St Mary's by the Sea is a small, Gothic-style timber church situated on the foreshore at Wharf Street near the road leading to Pier 319.

The church is a timber-framed structure with exposed exterior studwork set on low timber stumps. It has a steeply pitched gabled roof clad in corrugated iron. The building is rectangular in plan with a vestry off the rear corner and a small central porch at the front flanked by lancet windows. The porch has a gabled roof clad in corrugated iron and a side entrance and is lit by triple lancet windows. The side walls are braced by simple timber buttresses. The bearers and joists are of hickory ash and penda timbers and the framing is hickory ash. The wall cladding was of northern silky oak although much of this and the flooring has had to be replaced.

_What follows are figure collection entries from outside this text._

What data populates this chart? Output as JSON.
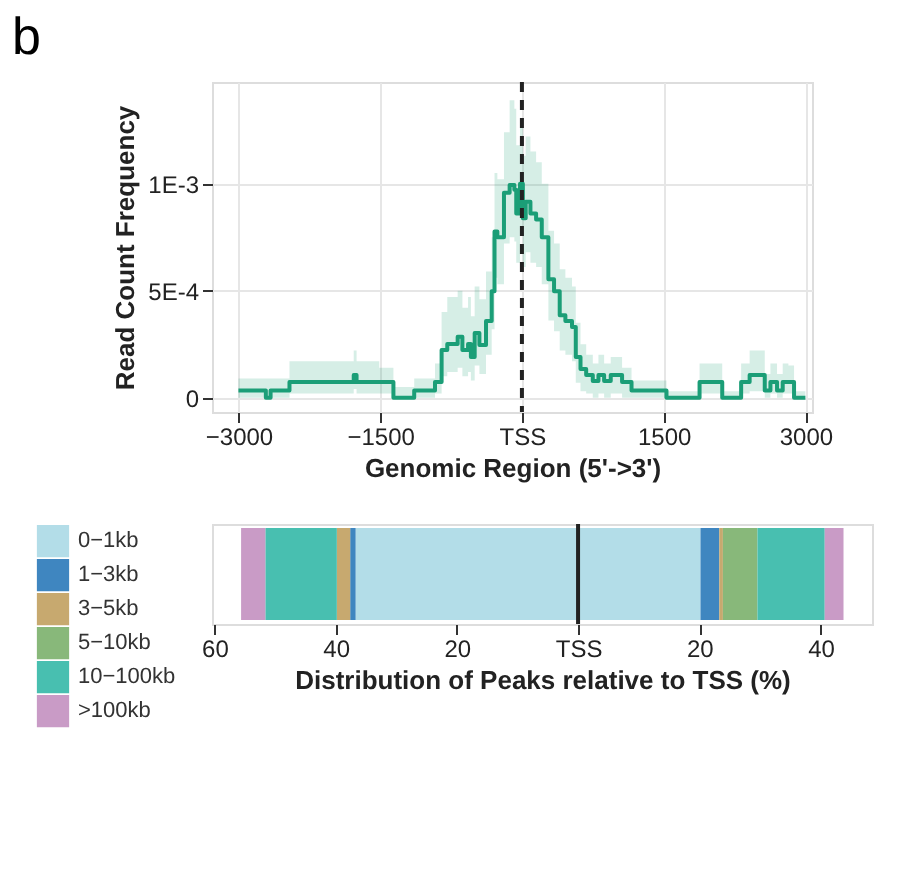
{
  "chart_data": [
    {
      "type": "step",
      "title": "b",
      "xlabel": "Genomic Region (5'->3')",
      "ylabel": "Read Count Frequency",
      "xlim": [
        -3280,
        3070
      ],
      "ylim": [
        -6.7e-05,
        0.001475
      ],
      "xticks": [
        {
          "value": -3000,
          "label": "−3000"
        },
        {
          "value": -1500,
          "label": "−1500"
        },
        {
          "value": 0,
          "label": "TSS"
        },
        1500,
        3000
      ],
      "yticks": [
        0,
        {
          "value": 0.0005,
          "label": "5E-4"
        },
        {
          "value": 0.001,
          "label": "1E-3"
        }
      ],
      "grid": true,
      "legend": false,
      "line_style": "solid",
      "marker": "none",
      "ref_lines": [
        {
          "axis": "x",
          "value": 0,
          "label": null,
          "color": "#222222",
          "line_style": "dashed"
        }
      ],
      "series": [
        {
          "color": "#1b9e77",
          "x": [
            -3000,
            -2740,
            -2710,
            -2660,
            -2460,
            -1800,
            -1780,
            -1750,
            -1510,
            -1360,
            -1170,
            -1140,
            -1020,
            -920,
            -850,
            -790,
            -730,
            -680,
            -630,
            -570,
            -540,
            -500,
            -450,
            -380,
            -320,
            -290,
            -260,
            -190,
            -130,
            -80,
            -60,
            -20,
            10,
            40,
            90,
            150,
            210,
            280,
            340,
            400,
            460,
            530,
            570,
            620,
            680,
            750,
            810,
            870,
            940,
            1060,
            1160,
            1530,
            1820,
            1880,
            2070,
            2120,
            2260,
            2320,
            2410,
            2510,
            2570,
            2630,
            2700,
            2760,
            2820,
            2880,
            3000
          ],
          "values": [
            3.4e-05,
            3.4e-05,
            0,
            3.4e-05,
            7.3e-05,
            7.3e-05,
            0.000106,
            7.3e-05,
            7.3e-05,
            0,
            0,
            3.4e-05,
            3.4e-05,
            7.3e-05,
            0.000223,
            0.000251,
            0.000251,
            0.000285,
            0.000223,
            0.000251,
            0.00019,
            0.000302,
            0.000246,
            0.000358,
            0.000497,
            0.000777,
            0.000749,
            0.000958,
            0.000994,
            0.000972,
            0.00086,
            0.001,
            0.000838,
            0.000916,
            0.00086,
            0.000832,
            0.000749,
            0.000553,
            0.000497,
            0.000385,
            0.000358,
            0.00033,
            0.00019,
            0.000134,
            0.000106,
            7.8e-05,
            0.000106,
            7.8e-05,
            0.000106,
            7.3e-05,
            3.4e-05,
            0,
            0,
            7.3e-05,
            7.3e-05,
            0,
            0,
            7.3e-05,
            0.000106,
            0.000106,
            3.4e-05,
            7.3e-05,
            3.4e-05,
            7.3e-05,
            7.3e-05,
            0,
            0
          ],
          "upper": [
            9e-05,
            9e-05,
            9e-05,
            9e-05,
            0.00017,
            0.00017,
            0.00022,
            0.00017,
            0.00014,
            5e-05,
            5e-05,
            9e-05,
            9e-05,
            0.00016,
            0.0004,
            0.00047,
            0.00047,
            0.0005,
            0.00042,
            0.00047,
            0.00038,
            0.00052,
            0.00046,
            0.00059,
            0.00075,
            0.00105,
            0.00102,
            0.00124,
            0.00139,
            0.00135,
            0.00118,
            0.00129,
            0.00113,
            0.00122,
            0.00115,
            0.0011,
            0.001,
            0.00078,
            0.00072,
            0.0006,
            0.00056,
            0.00052,
            0.00035,
            0.00025,
            0.0002,
            0.00016,
            0.0002,
            0.00016,
            0.00019,
            0.00014,
            8e-05,
            3e-05,
            3e-05,
            0.00016,
            0.00016,
            3e-05,
            3e-05,
            0.00016,
            0.00022,
            0.00022,
            0.00011,
            0.00016,
            0.00011,
            0.00016,
            0.00015,
            3e-05,
            3e-05
          ],
          "lower": [
            0,
            0,
            0,
            0,
            2e-05,
            2e-05,
            4e-05,
            2e-05,
            2e-05,
            0,
            0,
            0,
            0,
            2e-05,
            0.0001,
            0.00012,
            0.00012,
            0.00014,
            0.0001,
            0.00012,
            8e-05,
            0.00015,
            0.00011,
            0.0002,
            0.00032,
            0.00056,
            0.00053,
            0.00072,
            0.00075,
            0.00073,
            0.00063,
            0.00076,
            0.00061,
            0.00068,
            0.00063,
            0.00061,
            0.00053,
            0.00036,
            0.00031,
            0.00022,
            0.0002,
            0.00017,
            7e-05,
            3e-05,
            2e-05,
            0,
            2e-05,
            0,
            2e-05,
            0,
            0,
            0,
            0,
            2e-05,
            2e-05,
            0,
            0,
            2e-05,
            3e-05,
            3e-05,
            0,
            2e-05,
            0,
            2e-05,
            2e-05,
            0,
            0
          ]
        }
      ]
    },
    {
      "type": "bar",
      "orientation": "horizontal",
      "stacked": true,
      "xlabel": "Distribution of Peaks relative to TSS (%)",
      "categories": [
        null
      ],
      "xlim": [
        -60.4,
        48.5
      ],
      "xticks": [
        {
          "value": -60,
          "label": "60"
        },
        {
          "value": -40,
          "label": "40"
        },
        {
          "value": -20,
          "label": "20"
        },
        {
          "value": 0,
          "label": "TSS"
        },
        20,
        40
      ],
      "tick_labels": "x",
      "grid": false,
      "legend": "left",
      "ref_lines": [
        {
          "axis": "x",
          "value": 0,
          "label": null,
          "color": "#222222",
          "line_style": "solid"
        }
      ],
      "series": [
        {
          "name": "0−1kb",
          "color": "#b3dde8",
          "values": [
            -36.7
          ]
        },
        {
          "name": "1−3kb",
          "color": "#3f86c0",
          "values": [
            -0.9
          ]
        },
        {
          "name": "3−5kb",
          "color": "#c7a96f",
          "values": [
            -2.2
          ]
        },
        {
          "name": "5−10kb",
          "color": "#88b87a",
          "values": [
            0
          ]
        },
        {
          "name": "10−100kb",
          "color": "#48bfb0",
          "values": [
            -11.8
          ]
        },
        {
          "name": ">100kb",
          "color": "#c99bc6",
          "values": [
            -4.0
          ]
        },
        {
          "color": "#b3dde8",
          "values": [
            20.2
          ]
        },
        {
          "color": "#3f86c0",
          "values": [
            3.1
          ]
        },
        {
          "color": "#c7a96f",
          "values": [
            0.6
          ]
        },
        {
          "color": "#88b87a",
          "values": [
            5.7
          ]
        },
        {
          "color": "#48bfb0",
          "values": [
            11.1
          ]
        },
        {
          "color": "#c99bc6",
          "values": [
            3.1
          ]
        }
      ]
    }
  ]
}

Internally, the ceiling is unlined and three lancet-shaped timber archways separate the sanctuary from the nave.

== Heritage listing ==
St Mary's by the Sea was listed on the Queensland Heritage Register on 21 October 1992 having satisfied the following criteria.

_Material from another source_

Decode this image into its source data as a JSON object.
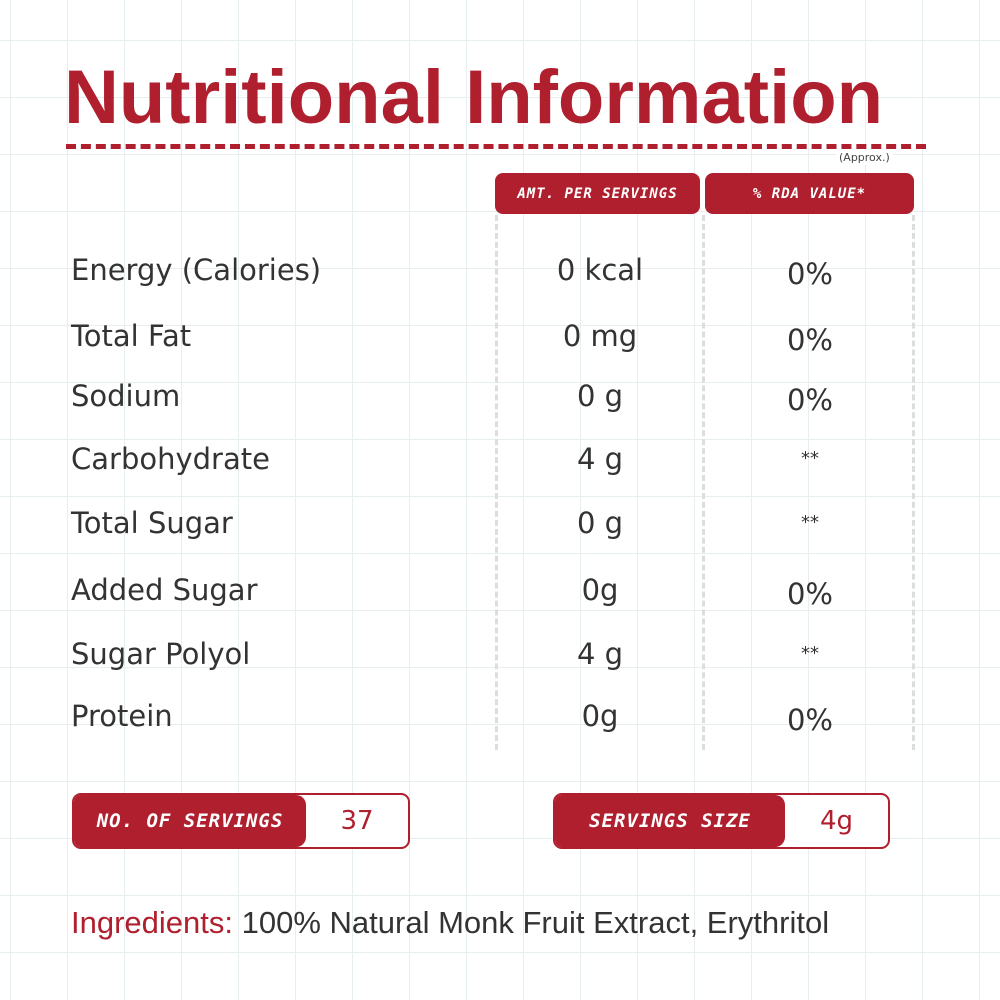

The place is important in demonstrating the evolution or pattern of Queensland's history.

The church of St Mary's by the Sea was built in 1914 and is associated with the early development of the Port Douglas district and the growth of the Catholic Church in North Queensland. It is one of the oldest buildings in Port Douglas and illustrates the built character of the town before modern redevelopment as a tourist resort.

The place is important in demonstrating the principal characteristics of a particular class of cultural places.

St Mary's is a good example of a modest church built to meet the needs of a small community in a remote area. Its simplicity, small scale and probable recycling of materials from its predecessor also illustrate the way in which many small communities of its era coped with the after effects of cyclones on towns with timber buildings.

The place has a strong or special association with a particular community or cultural group for social, cultural or spiritual reasons.

St Mary's has strong associations with the Catholic community of the area and has served Port Douglas for several generations. Community regard for the church was emphasised in 1988 when local people banded together to save and relocate the church as a community building.